Patients with stable atherosclerotic vascular disease assigned to rivaroxaban plus aspirin had better cardiovascular (CV) outcomes and more major bleeding events than those taking aspirin alone; however, rivaroxaban alone did not result in better CV outcomes than aspirin alone and resulted in more major bleeding events. This according to a double-blind clinical trial that randomly assigned 27,395 participants with stable atherosclerotic vascular disease to receive rivaroxaban (2.5 mg twice daily) plus aspirin (100 mg once daily), rivaroxaban (5 mg twice daily), or aspirin (100 mg once daily). Primary outcome was a composite of CV death, stroke, or myocardial infarction. The study was stopped for superiority of the rivaroxaban-plus-aspirin group after a mean follow-up of 23 months. Researchers found:
- The primary outcome occurred in fewer patients in the rivaroxaban-plus-aspirin group than in the aspirin-alone group (379 vs 496 patients; HR, 0.76), but major bleeding events occurred in more patients in the rivaroxaban-plus-aspirin groups (288 vs 170 patients; HR, 1.70).
- There was no significant difference in intracranial or fatal bleeding between the 2 groups.
- There were 313 deaths (3.4%) in the rivaroxaban-plus-aspirin group as compared with 378 (4.1%) in the aspirin-alone group (HR, 0.82).
- The primary outcome did not occur in significantly fewer patients in the rivaroxaban-alone group, but major bleeding events occurred in more patients in the rivaroxaban-alone group.
Eikelboom JW, Connolly SJ, Bosch J, et al. Rivaroxaban with or without aspirin in stable cardiovascular disease. N Engl J Med. 2017;377:1319-1330. doi:10.1056/NEJMoa1709118.

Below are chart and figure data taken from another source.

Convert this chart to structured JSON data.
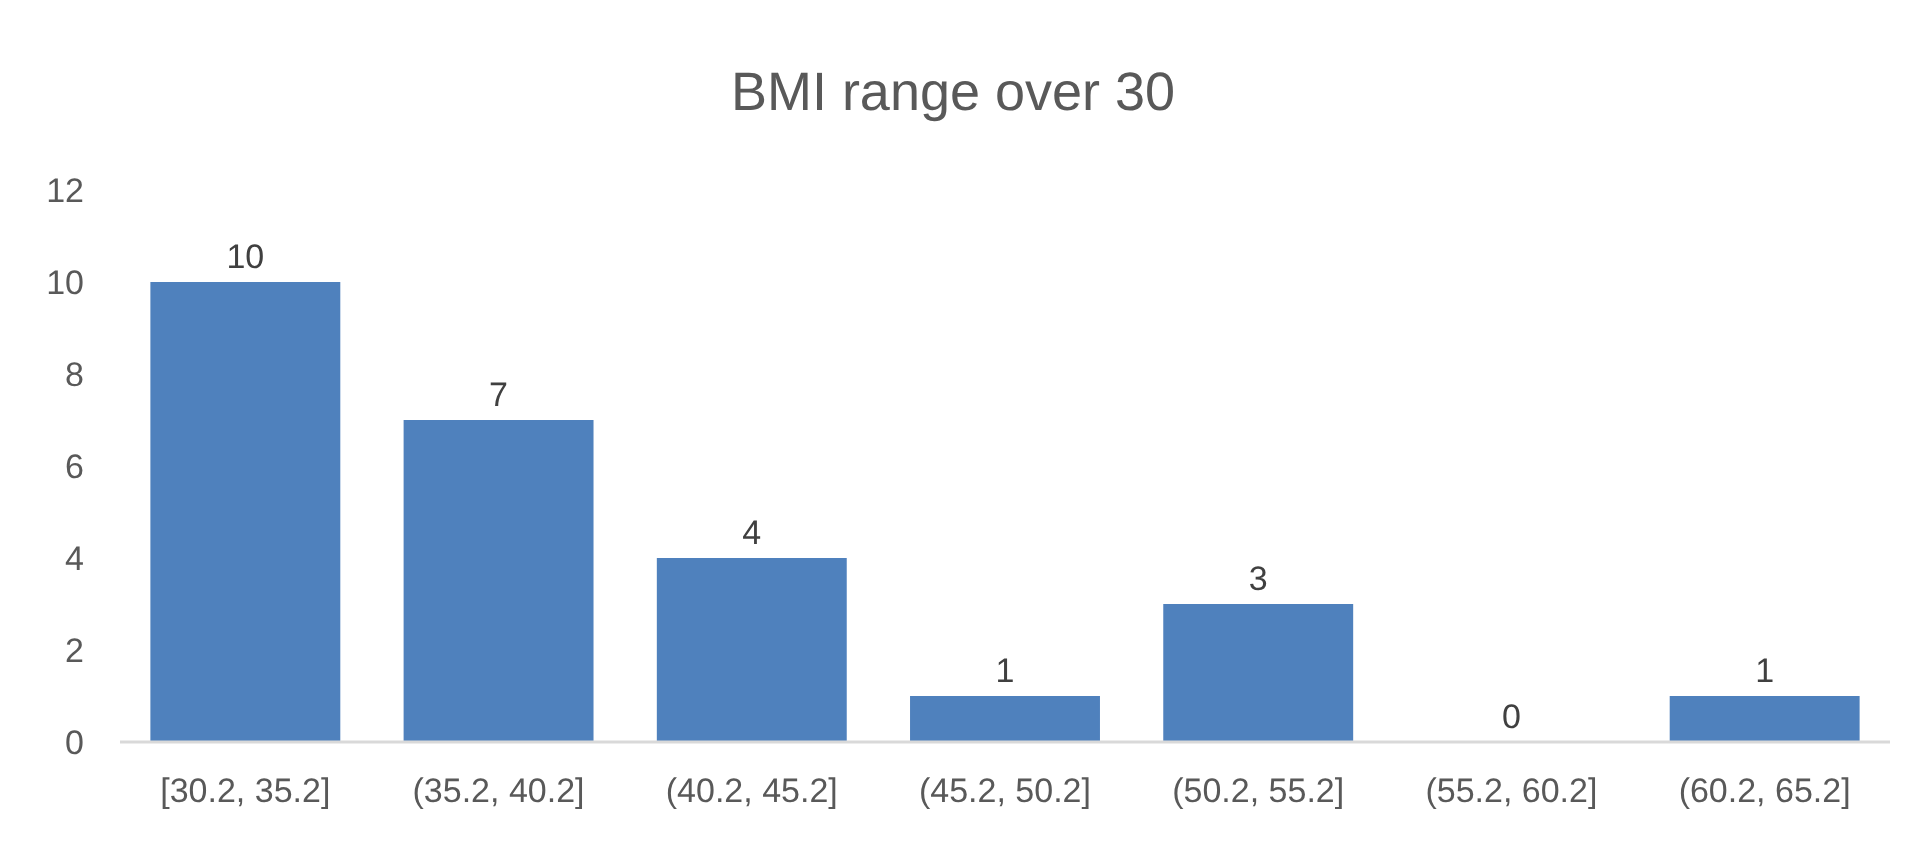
{
  "chart_data": {
    "type": "bar",
    "title": "BMI range over 30",
    "categories": [
      "[30.2, 35.2]",
      "(35.2, 40.2]",
      "(40.2, 45.2]",
      "(45.2, 50.2]",
      "(50.2, 55.2]",
      "(55.2, 60.2]",
      "(60.2, 65.2]"
    ],
    "values": [
      10,
      7,
      4,
      1,
      3,
      0,
      1
    ],
    "color": "#4f81bd",
    "ylim": [
      0,
      12
    ],
    "yticks": [
      0,
      2,
      4,
      6,
      8,
      10,
      12
    ],
    "grid": false,
    "data_labels": true
  }
}
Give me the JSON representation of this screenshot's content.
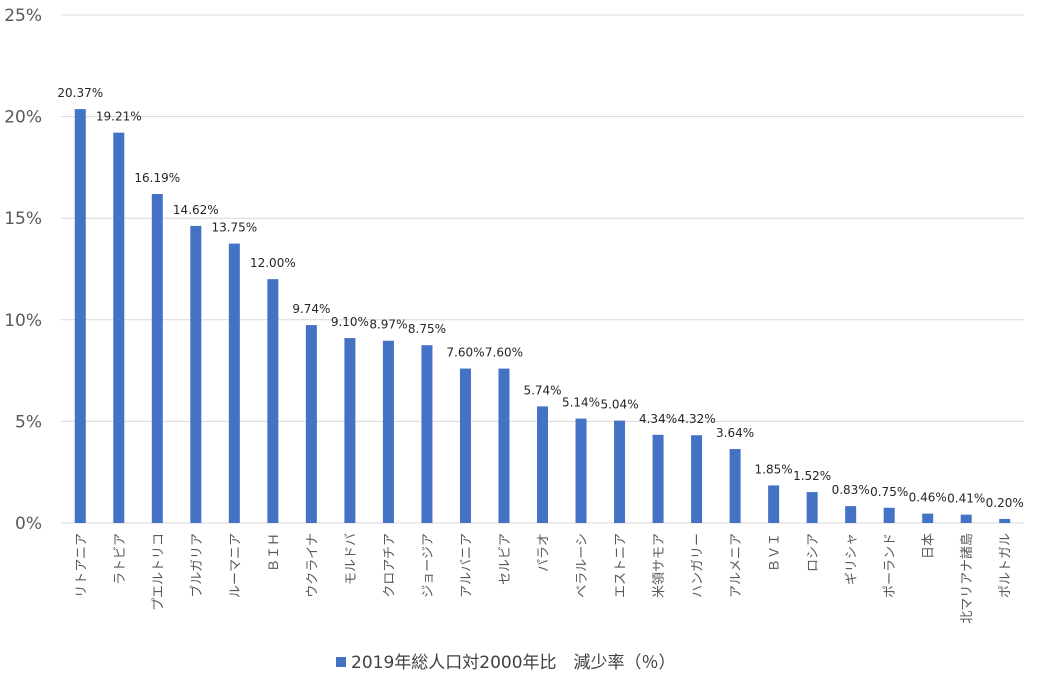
{
  "chart_data": {
    "type": "bar",
    "categories": [
      "リトアニア",
      "ラトビア",
      "プエルトリコ",
      "ブルガリア",
      "ルーマニア",
      "ＢＩＨ",
      "ウクライナ",
      "モルドバ",
      "クロアチア",
      "ジョージア",
      "アルバニア",
      "セルビア",
      "パラオ",
      "ベラルーシ",
      "エストニア",
      "米領サモア",
      "ハンガリー",
      "アルメニア",
      "ＢＶＩ",
      "ロシア",
      "ギリシャ",
      "ポーランド",
      "日本",
      "北マリアナ諸島",
      "ポルトガル"
    ],
    "values": [
      20.37,
      19.21,
      16.19,
      14.62,
      13.75,
      12.0,
      9.74,
      9.1,
      8.97,
      8.75,
      7.6,
      7.6,
      5.74,
      5.14,
      5.04,
      4.34,
      4.32,
      3.64,
      1.85,
      1.52,
      0.83,
      0.75,
      0.46,
      0.41,
      0.2
    ],
    "data_labels": [
      "20.37%",
      "19.21%",
      "16.19%",
      "14.62%",
      "13.75%",
      "12.00%",
      "9.74%",
      "9.10%",
      "8.97%",
      "8.75%",
      "7.60%",
      "7.60%",
      "5.74%",
      "5.14%",
      "5.04%",
      "4.34%",
      "4.32%",
      "3.64%",
      "1.85%",
      "1.52%",
      "0.83%",
      "0.75%",
      "0.46%",
      "0.41%",
      "0.20%"
    ],
    "y_ticks": [
      0,
      5,
      10,
      15,
      20,
      25
    ],
    "y_tick_labels": [
      "0%",
      "5%",
      "10%",
      "15%",
      "20%",
      "25%"
    ],
    "ylim": [
      0,
      25
    ],
    "grid": true,
    "legend_position": "bottom",
    "series": [
      {
        "name": "2019年総人口対2000年比　減少率（％）"
      }
    ],
    "bar_color": "#4472c4"
  }
}
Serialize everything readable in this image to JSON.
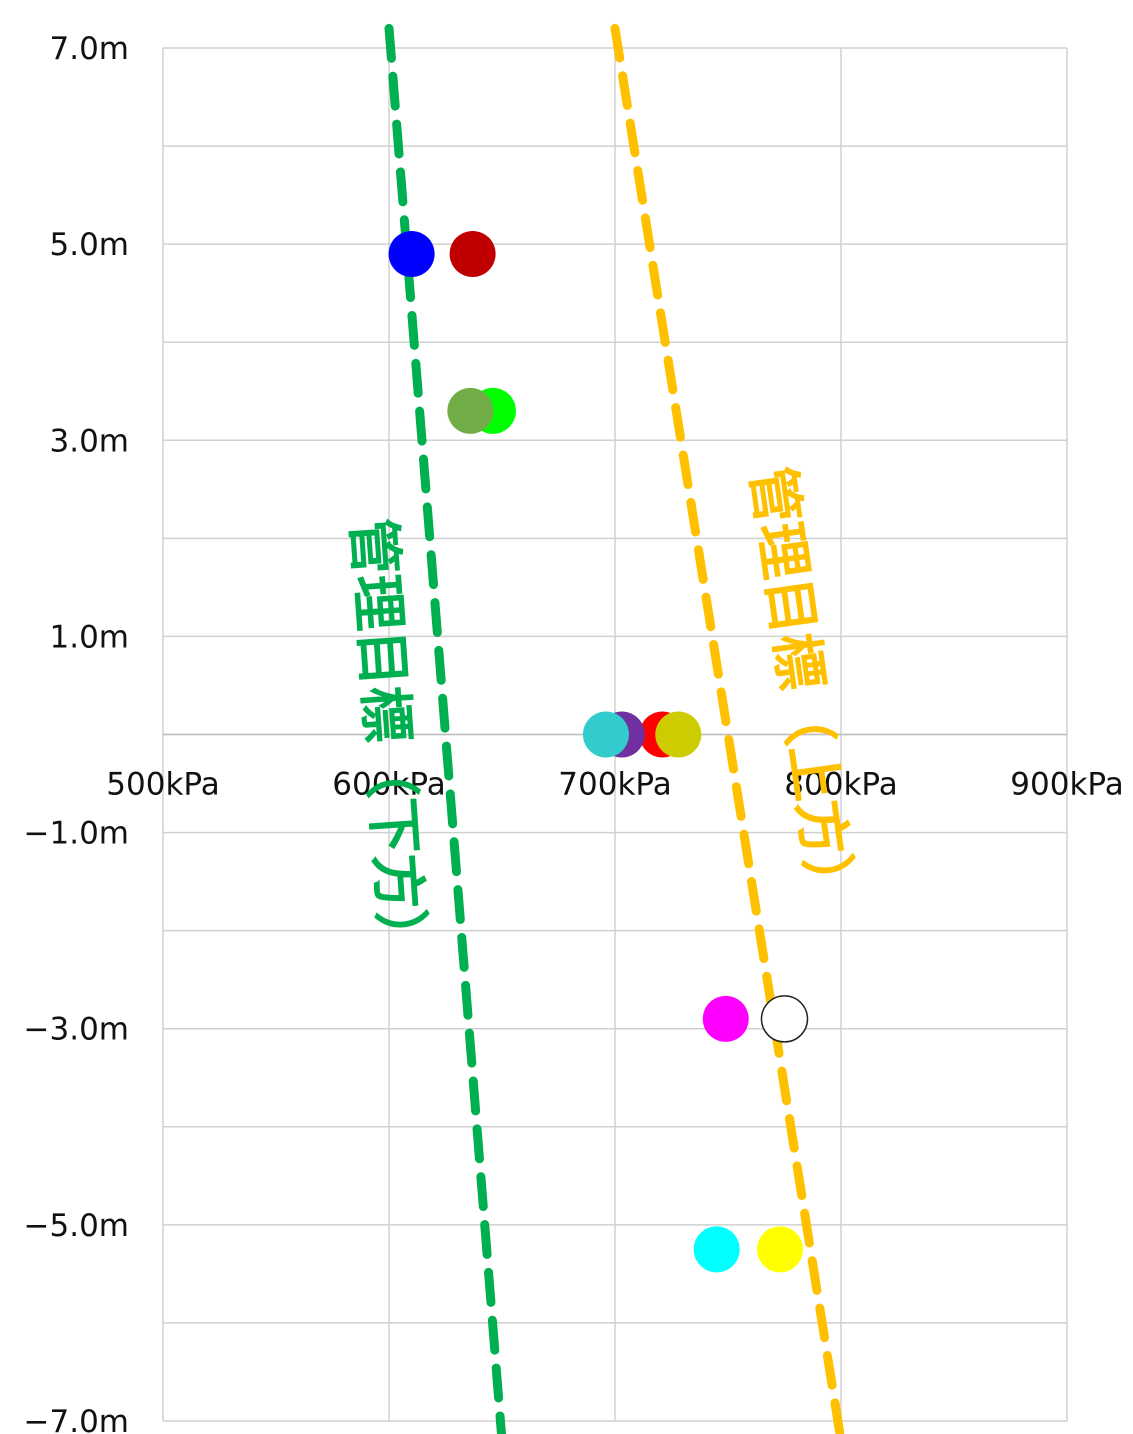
{
  "chart_data": {
    "type": "scatter",
    "xlim": [
      500,
      900
    ],
    "ylim": [
      -7,
      7
    ],
    "x_tick_labels": [
      "500kPa",
      "600kPa",
      "700kPa",
      "800kPa",
      "900kPa"
    ],
    "x_tick_values": [
      500,
      600,
      700,
      800,
      900
    ],
    "y_tick_labels": [
      "7.0m",
      "5.0m",
      "3.0m",
      "1.0m",
      "−1.0m",
      "−3.0m",
      "−5.0m",
      "−7.0m"
    ],
    "y_tick_values": [
      7,
      5,
      3,
      1,
      -1,
      -3,
      -5,
      -7
    ],
    "y_minor_grid": [
      6,
      4,
      2,
      0,
      -2,
      -4,
      -6
    ],
    "grid": true,
    "points": [
      {
        "x": 610,
        "y": 4.9,
        "color": "#0000ff"
      },
      {
        "x": 637,
        "y": 4.9,
        "color": "#c00000"
      },
      {
        "x": 646,
        "y": 3.3,
        "color": "#00ff00"
      },
      {
        "x": 636,
        "y": 3.3,
        "color": "#70ad47"
      },
      {
        "x": 721,
        "y": 0.0,
        "color": "#ff0000"
      },
      {
        "x": 728,
        "y": 0.0,
        "color": "#cccc00"
      },
      {
        "x": 703,
        "y": 0.0,
        "color": "#7030a0"
      },
      {
        "x": 696,
        "y": 0.0,
        "color": "#33cccc"
      },
      {
        "x": 749,
        "y": -2.9,
        "color": "#ff00ff"
      },
      {
        "x": 775,
        "y": -2.9,
        "color": "#ffffff"
      },
      {
        "x": 745,
        "y": -5.25,
        "color": "#00ffff"
      },
      {
        "x": 773,
        "y": -5.25,
        "color": "#ffff00"
      }
    ],
    "lines": [
      {
        "name": "管理目標（下方）",
        "color": "#00b050",
        "points": [
          [
            600,
            7.2
          ],
          [
            650,
            -7.2
          ]
        ]
      },
      {
        "name": "管理目標（上方）",
        "color": "#ffc000",
        "points": [
          [
            700,
            7.2
          ],
          [
            800,
            -7.2
          ]
        ]
      }
    ]
  },
  "annotations": [
    {
      "text": "管理目標（下方）",
      "color": "#00b050"
    },
    {
      "text": "管理目標（上方）",
      "color": "#ffc000"
    }
  ]
}
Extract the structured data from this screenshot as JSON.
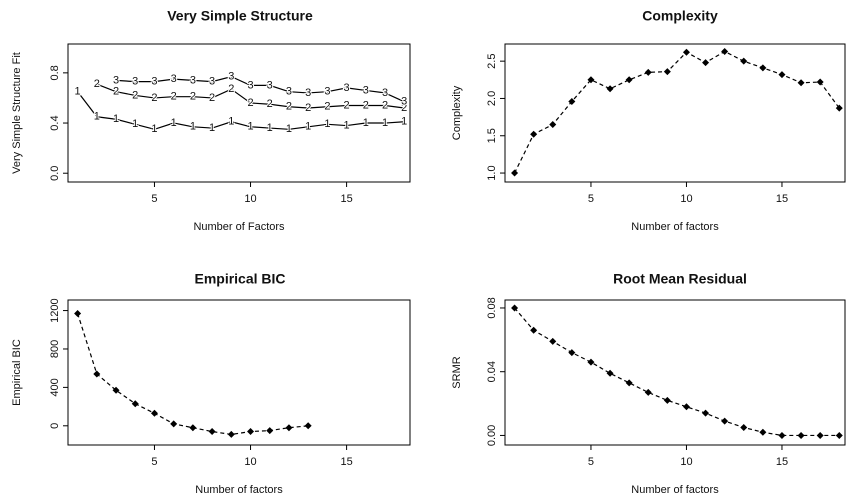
{
  "chart_data": [
    {
      "type": "line",
      "title": "Very Simple Structure",
      "x_label": "Number of Factors",
      "y_label": "Very Simple Structure Fit",
      "x": [
        1,
        2,
        3,
        4,
        5,
        6,
        7,
        8,
        9,
        10,
        11,
        12,
        13,
        14,
        15,
        16,
        17,
        18
      ],
      "series": [
        {
          "name": "1",
          "color": "#000000",
          "marker": "name",
          "linestyle": "solid",
          "values": [
            0.65,
            0.45,
            0.43,
            0.39,
            0.35,
            0.4,
            0.37,
            0.36,
            0.41,
            0.37,
            0.36,
            0.35,
            0.37,
            0.39,
            0.38,
            0.4,
            0.4,
            0.41
          ]
        },
        {
          "name": "2",
          "color": "#000000",
          "marker": "name",
          "linestyle": "solid",
          "values": [
            null,
            0.71,
            0.65,
            0.62,
            0.6,
            0.61,
            0.61,
            0.6,
            0.67,
            0.56,
            0.55,
            0.53,
            0.52,
            0.53,
            0.54,
            0.54,
            0.54,
            0.52
          ]
        },
        {
          "name": "3",
          "color": "#000000",
          "marker": "name",
          "linestyle": "solid",
          "values": [
            null,
            null,
            0.74,
            0.73,
            0.73,
            0.75,
            0.74,
            0.73,
            0.77,
            0.7,
            0.7,
            0.65,
            0.64,
            0.65,
            0.68,
            0.66,
            0.64,
            0.57
          ]
        }
      ],
      "xlim": [
        0.5,
        18.3
      ],
      "xticks": [
        5,
        10,
        15
      ],
      "ylim": [
        -0.07,
        1.03
      ],
      "yticks": [
        {
          "value": 0,
          "label": "0.0"
        },
        0.4,
        0.8
      ]
    },
    {
      "type": "line",
      "title": "Complexity",
      "x_label": "Number of factors",
      "y_label": "Complexity",
      "x": [
        1,
        2,
        3,
        4,
        5,
        6,
        7,
        8,
        9,
        10,
        11,
        12,
        13,
        14,
        15,
        16,
        17,
        18
      ],
      "series": [
        {
          "color": "#000000",
          "marker": "diamond",
          "linestyle": "dashed",
          "values": [
            1.0,
            1.52,
            1.65,
            1.96,
            2.25,
            2.13,
            2.25,
            2.35,
            2.36,
            2.62,
            2.48,
            2.63,
            2.5,
            2.41,
            2.32,
            2.21,
            2.22,
            1.87
          ]
        }
      ],
      "xlim": [
        0.5,
        18.3
      ],
      "xticks": [
        5,
        10,
        15
      ],
      "ylim": [
        0.88,
        2.73
      ],
      "yticks": [
        {
          "value": 1,
          "label": "1.0"
        },
        1.5,
        {
          "value": 2,
          "label": "2.0"
        },
        2.5
      ]
    },
    {
      "type": "line",
      "title": "Empirical BIC",
      "x_label": "Number of factors",
      "y_label": "Empirical BIC",
      "x": [
        1,
        2,
        3,
        4,
        5,
        6,
        7,
        8,
        9,
        10,
        11,
        12,
        13
      ],
      "series": [
        {
          "color": "#000000",
          "marker": "diamond",
          "linestyle": "dashed",
          "values": [
            1170,
            540,
            370,
            230,
            130,
            20,
            -20,
            -60,
            -90,
            -60,
            -50,
            -20,
            0
          ]
        }
      ],
      "xlim": [
        0.5,
        18.3
      ],
      "xticks": [
        5,
        10,
        15
      ],
      "ylim": [
        -200,
        1310
      ],
      "yticks": [
        0,
        400,
        800,
        1200
      ]
    },
    {
      "type": "line",
      "title": "Root Mean Residual",
      "x_label": "Number of factors",
      "y_label": "SRMR",
      "x": [
        1,
        2,
        3,
        4,
        5,
        6,
        7,
        8,
        9,
        10,
        11,
        12,
        13,
        14,
        15,
        16,
        17,
        18
      ],
      "series": [
        {
          "color": "#000000",
          "marker": "diamond",
          "linestyle": "dashed",
          "values": [
            0.08,
            0.066,
            0.059,
            0.052,
            0.046,
            0.039,
            0.033,
            0.027,
            0.022,
            0.018,
            0.014,
            0.009,
            0.005,
            0.002,
            0.0,
            0.0,
            0.0,
            0.0
          ]
        }
      ],
      "xlim": [
        0.5,
        18.3
      ],
      "xticks": [
        5,
        10,
        15
      ],
      "ylim": [
        -0.006,
        0.085
      ],
      "yticks": [
        {
          "value": 0,
          "label": "0.00"
        },
        {
          "value": 0.04,
          "label": "0.04"
        },
        {
          "value": 0.08,
          "label": "0.08"
        }
      ]
    }
  ]
}
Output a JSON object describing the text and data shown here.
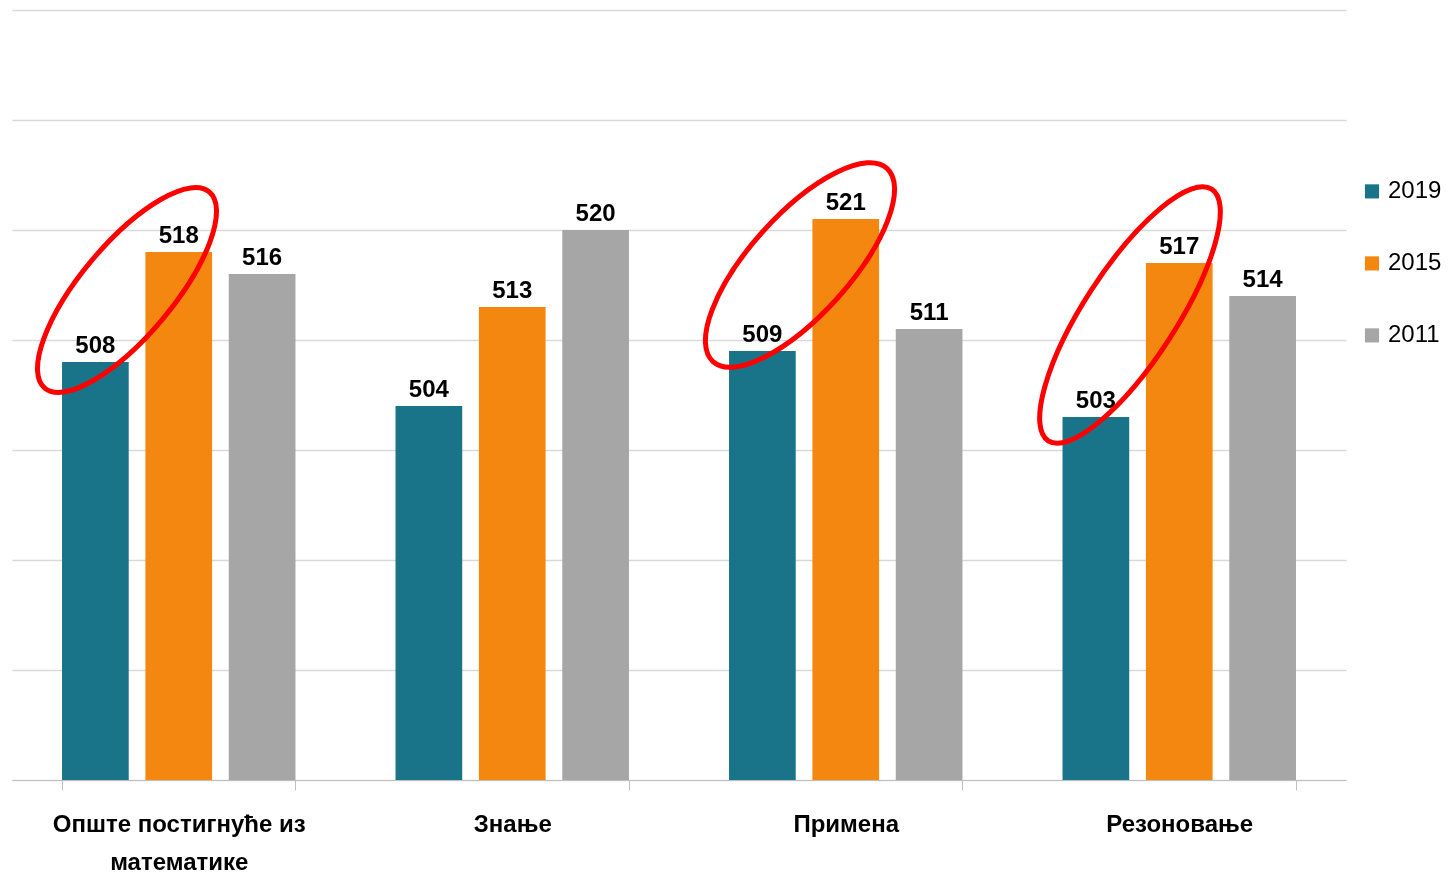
{
  "chart_data": {
    "type": "bar",
    "categories": [
      "Опште постигнуће из математике",
      "Знање",
      "Примена",
      "Резоновање"
    ],
    "series": [
      {
        "name": "2019",
        "color": "#1a7489",
        "values": [
          508,
          504,
          509,
          503
        ]
      },
      {
        "name": "2015",
        "color": "#f4870f",
        "values": [
          518,
          513,
          521,
          517
        ]
      },
      {
        "name": "2011",
        "color": "#a6a6a6",
        "values": [
          516,
          520,
          511,
          514
        ]
      }
    ],
    "ylim": [
      470,
      540
    ],
    "yticks": [
      {
        "value": 470,
        "label": null
      },
      {
        "value": 480,
        "label": null
      },
      {
        "value": 490,
        "label": null
      },
      {
        "value": 500,
        "label": null
      },
      {
        "value": 510,
        "label": null
      },
      {
        "value": 520,
        "label": null
      },
      {
        "value": 530,
        "label": null
      },
      {
        "value": 540,
        "label": null
      }
    ],
    "tick_labels": "x",
    "grid": "y",
    "legend": "right",
    "data_labels": true
  }
}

We know that the sudden development of a clot (thrombosis) on top of an existent atherosclerotic plaque is the most common cause of MI. For this reason, aspirin has been a standard addition to therapy in patients with coronary artery disease to decrease the risk of recurrent MI. Many additions to aspirin have been studied, including dual antiplatelet therapy and the use of anticoagulant therapy. For the most part, these additions have yielded no clear benefit, with some trials showing decreases in some of the thrombotic endpoints which were often offset by an increase in major bleeding, yielding no overall benefit above that of aspirin alone. This trial was stopped early by the safety monitoring board due to clear overall benefit of a combination of aspirin and low-dose of rivaroxaban, 2.5 mg bid. It should be noted that the dose where benefit was seen was one-quarter of the dose recommended for stroke prophylaxis for atrial fibrillation. While there was increased bleeding risk, there was no increase in intracranial bleeds or fatal bleeding. There was a net benefit and lower mortality in the low-dose rivaroxaban plus aspirin group compared to the aspirin group alone. The accompanying editorial for this study is worth a read.1 This study will certainly be discussed among guideline committee members and we await clear recommendations about its place in the treatment of patients with coronary artery disease. —Neil Skolnik, MD
- Braunwald E. An important step for thrombocardiology. N Engl J Med. 2017;377(14):1387-1388. doi:10.1056/NEJMe1710241.